The recent death of George H.W. Bush has prompted many of us to navigate back in our memories to the years when he was president, after being elected in 1988. It's tricky time travel, because those four years of his relatively self-effacing presidency are squeezed between monumental eras defined by the provocative, self-aggrandizing figures of Reagan and Gingrich. A clear sense of George H.W. is further hampered by the legacy of his son George W's administration, marked by the monumental disasters of 9/11, subsequent wars in Iraq and Afghanistan, and the economic meltdown.
George H.W. was the last Republican with moderate leanings to be elected president, and the last Republican president who cared enough to study up for the job. He represented a brief pause in the Republican Party's radical evolution or devolution from Reagan to Gingrich to Trump. Lacking charisma or an appealing voice, the only way George H.W. could get elected was by channeling Reagan during the campaign, and hiring hit men like Lee Atwater to do the political dirty work that an instinctively kinder, gentler man like George H.W. could not stomach.
To understand his presidency, it's helpful to realize that along with the voluminous letter writing and other acts of thoughtfulness, George H.W. was also highly competitive, which was on full display in his showdown with Dan Rather, who one evening aggressively and fruitlessly questioned him about the Iran-Contra debacle. Many of us wanted answers to Rather's questions, but the powerful political spin in the days that followed made Rather's behavior the issue, rather than Bush's lack of candor. Though I was never a fan of Rather as news anchor, and wished he had stayed in the reporter role at which he excelled, his confrontation with President Bush seemed a turning point for journalism, as the rising power of conservative cable news stations put journalists on notice that anyone pursuing uncomfortable truths would be punished.
George H.W.'s administration also marked the last time a Republican president would act responsibly on tax policy. Having channeled Reagan during the campaign with stirring words like "read my lips, no new taxes", George H.W. chose a more responsible approach to governance. He broke the campaign pledge, and raised taxes in order to deal with the rising deficits he had inherited from the Reagan era. No good deed goes unpunished, and the rightwing flexed its muscles to insure that no Republican president would dare act responsibly in the future.

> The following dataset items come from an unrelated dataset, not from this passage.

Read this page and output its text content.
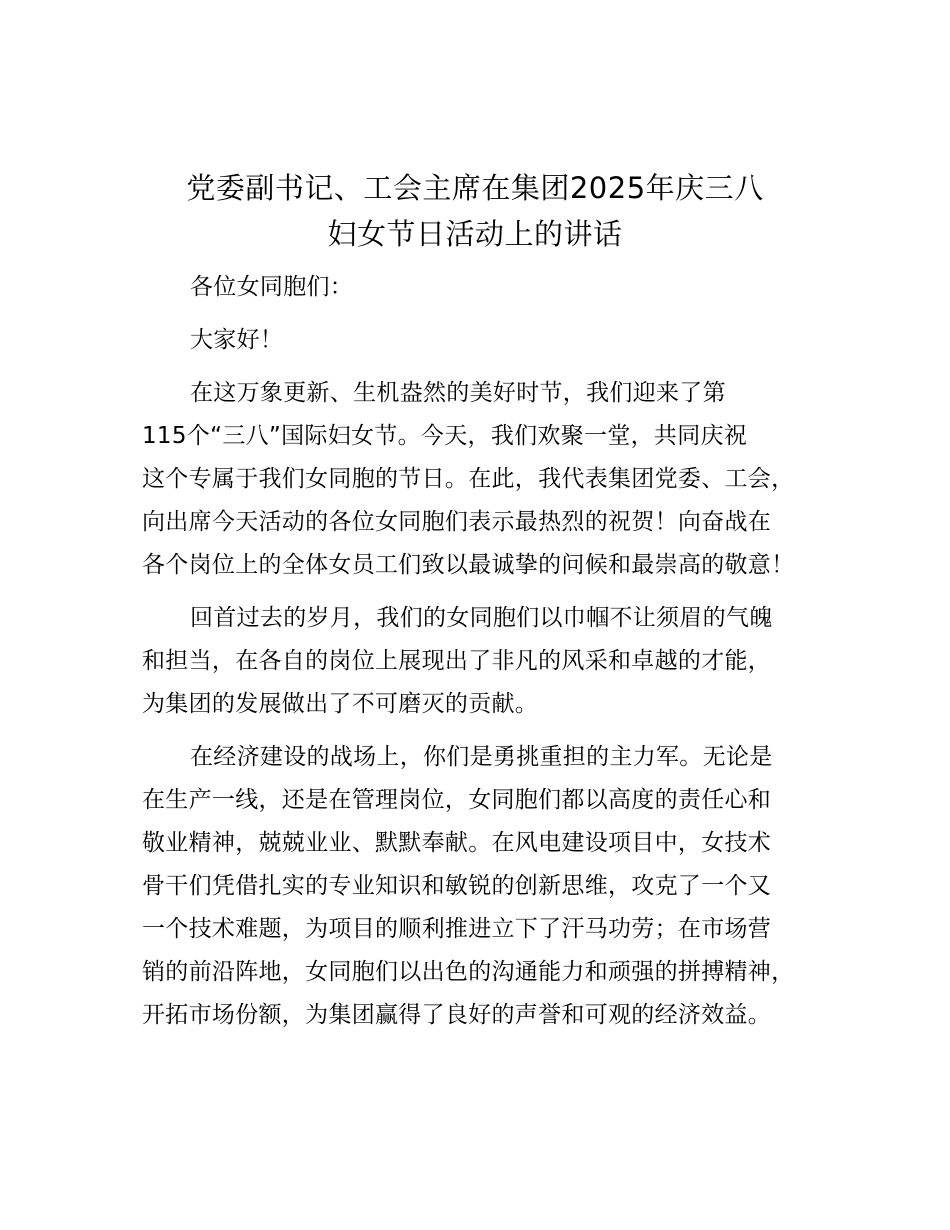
党委副书记、工会主席在集团2025年庆三八
妇女节日活动上的讲话
各位女同胞们：
大家好！
在这万象更新、生机盎然的美好时节，我们迎来了第
115个“三八”国际妇女节。今天，我们欢聚一堂，共同庆祝
这个专属于我们女同胞的节日。在此，我代表集团党委、工会，
向出席今天活动的各位女同胞们表示最热烈的祝贺！向奋战在
各个岗位上的全体女员工们致以最诚挚的问候和最崇高的敬意！
回首过去的岁月，我们的女同胞们以巾帼不让须眉的气魄
和担当，在各自的岗位上展现出了非凡的风采和卓越的才能，
为集团的发展做出了不可磨灭的贡献。
在经济建设的战场上，你们是勇挑重担的主力军。无论是
在生产一线，还是在管理岗位，女同胞们都以高度的责任心和
敬业精神，兢兢业业、默默奉献。在风电建设项目中，女技术
骨干们凭借扎实的专业知识和敏锐的创新思维，攻克了一个又
一个技术难题，为项目的顺利推进立下了汗马功劳；在市场营
销的前沿阵地，女同胞们以出色的沟通能力和顽强的拼搏精神，
开拓市场份额，为集团赢得了良好的声誉和可观的经济效益。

George H.W. also, unfortunately in this case, broke a campaign promise to act on climate change, despite strong calls for action coming from his EPA chief and James Baker. He listened instead to his chief of staff John Sununu, an early denier of this existential threat to the nation. When looking back on all the failures to act on climate change, I particularly grieve for the tragic side of James Baker's career. Beginning as a Democrat, he married a Republican and shifted to that party to work with George H.W. in Texas. Baker's extraordinary competence was not allowed to serve the cause of slowing climate change in the George H.W. administration, and Baker's talents later contributed to clinching the 2000 election for the younger Bush over Al Gore, setting back action on climate change another eight years. Only recently has Baker been able to emerge from this long eclipse of his principals, advocating for a carbon tax.
During the 1992 campaign against the intimidating talent and intellect of Bill Clinton, George H.W. seemed to lose the will to win. After four years as a moderate leading an increasingly conservative political party, he couldn't find it in his nature to channel Reagan one more time. His defeat would confirm for Republicans that the road to power is not paved with bipartisan agreement and compromise. Attempts to compete with Democrats for the middle ground were considered from there on pointless.
Eulogies tend to mention his having been the last president from the Greatest Generation--an unfortunate term, given the implication that America's greatest generation, and therefore its greatest days, lie in the past. Back then, sacrifice for the country was considered the ultimate expression of that which one hold's dear. Freedom was valued over consumption, and people from all walks of life signed up to fight against totalitarianism. That great mixing of people and economic classes during the war years created a sense of unity and common purpose in the country that survived, at least to some degree, in people like George H.W. Bush.
While serving in the Navy during WWII, he was rescued at sea after having to bail out of the bomber he piloted. The rope used to pull him back on board was reportedly made of hemp, an extremely useful plant that American farmers are prevented from growing due to its similarity in appearance to marijuana. Reading about Bush's term as president, I had hoped to find evidence that he had sought a kinder, gentler approach to drug addiction and drug-related crime, but couldn't find any. What we know for sure is that no rope of any kind is being thrown to moderate Republicans now, wherever they may be.